A year in the planning and driven by a team of five ladies, the first ever 3-day Literary Festival involving noted authors from throughout New Zealand took place at the end of March.  Margaret Mahy, who else, was invited and accepted the role of patron.  She was outstanding and a major draw for children and adults alike.

The boldness of the enterprise with ideas on a grand scale translated into grand funds and many lovely new books for the library shelves.  It was a huge success and merited the accolade of Tasman District Supreme Winners at the annual Trustpower Community Service Awards.

Children love bears.  They also love B.E.A.R.S. and this reading scheme was implemented into the library calendar in 2011.  Why?  Because the children wanted it. The Be Excited About Reading Scheme’ was introduced from Canada and encourages children who are shy or having difficulties with reading to read to a non-related adult.

I don’t know who had the most fun and pleasure, the children choosing a book and reading out loud or the adults who helped them.  The library was full of happiness.  Many of the adults were library volunteers but friends from the community also joined the reading gang.  Such was its success that it was repeated in 2012 and is now a regular annual event.

In 2012 we discovered that Joe Bennett loved us.  Vanda Symon dressed up for us.  Jenny Pattrick flew from Leipzig to be with us.  And Craig Smith brought his Wonky Donkey to be with us.   Learning from the first experience, a second and improved Literary Festival took Mapua by storm with a full and varied programme.  Sell-out audiences enjoyed three days of fun that produced financial results on par with 2100 and much good cheer within the village.
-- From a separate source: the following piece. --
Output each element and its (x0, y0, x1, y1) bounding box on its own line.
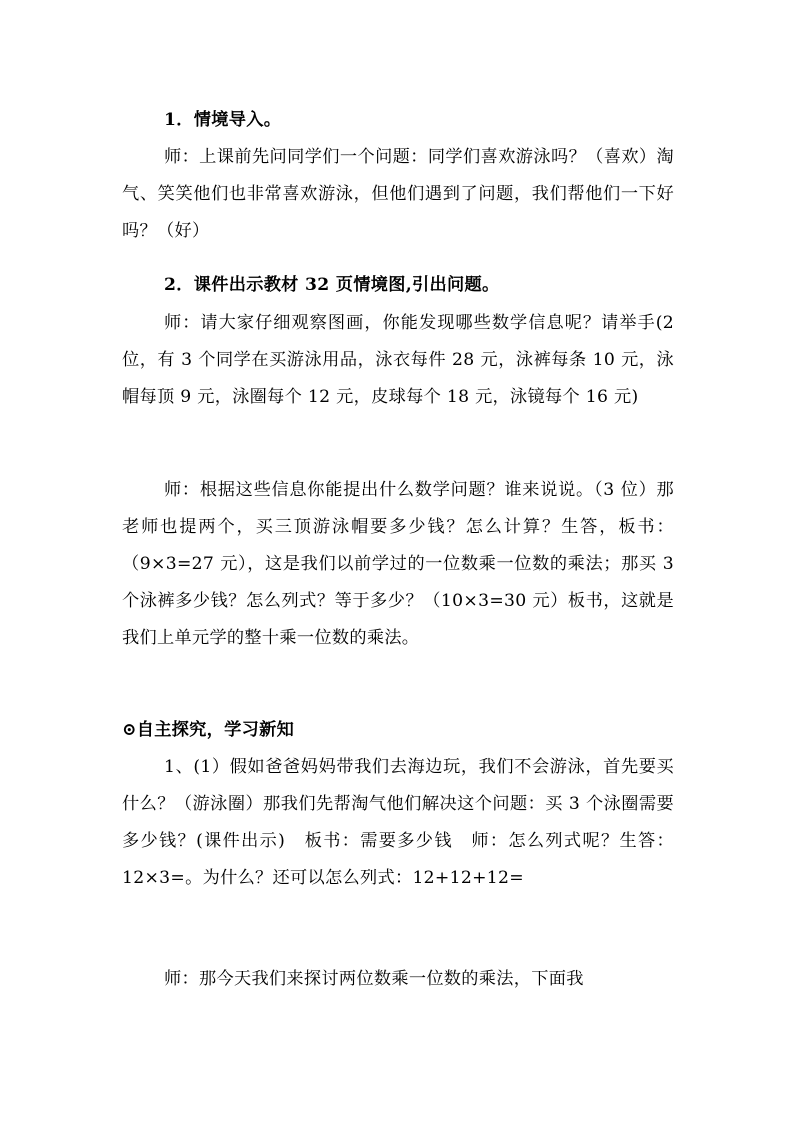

Children from the pre-schools in Mapua regularly visit the library and in 2011 / 2012 we had weekly visits from 120 children from Mapua School as building work made their own library inaccessible.  This service was offered by volunteers outside normal opening hours serving to strengthen the bond between library and school.

And this brings the story up to date.  In 2013 at the grand old age of 70 it goes from strength to strength with a stock of over 10,000 books and more than 1,300 families registered as patrons. 

The library has 50 volunteers (and a waiting list!) that regularly open the doors of this beautiful library to provide the community with an exemplary service that goes way beyond the provision of books.  The rule of absolute silence synonymous with libraries does not apply.  The volunteers enjoy talking about books.  They like to hear the children laughing in the book corner and try to make it a vibrant and interesting experience. 

Every six weeks there is a new exhibition in the library.  A variety of contributors display photographs, multi-media paintings, textiles, local projects and the art and craft from school and pre-school children.

Mapua Library is very special place and holds a treasured place in the hearts of the villagers.  But the true charm is not in its physical nature and location but in the people that willingly give up their time to serve their neighbours. 

Without all the volunteers the library would not exist.  Without the vision of Mary Robb and the loan of a doorstep, the community of Mapua would be a lesser place.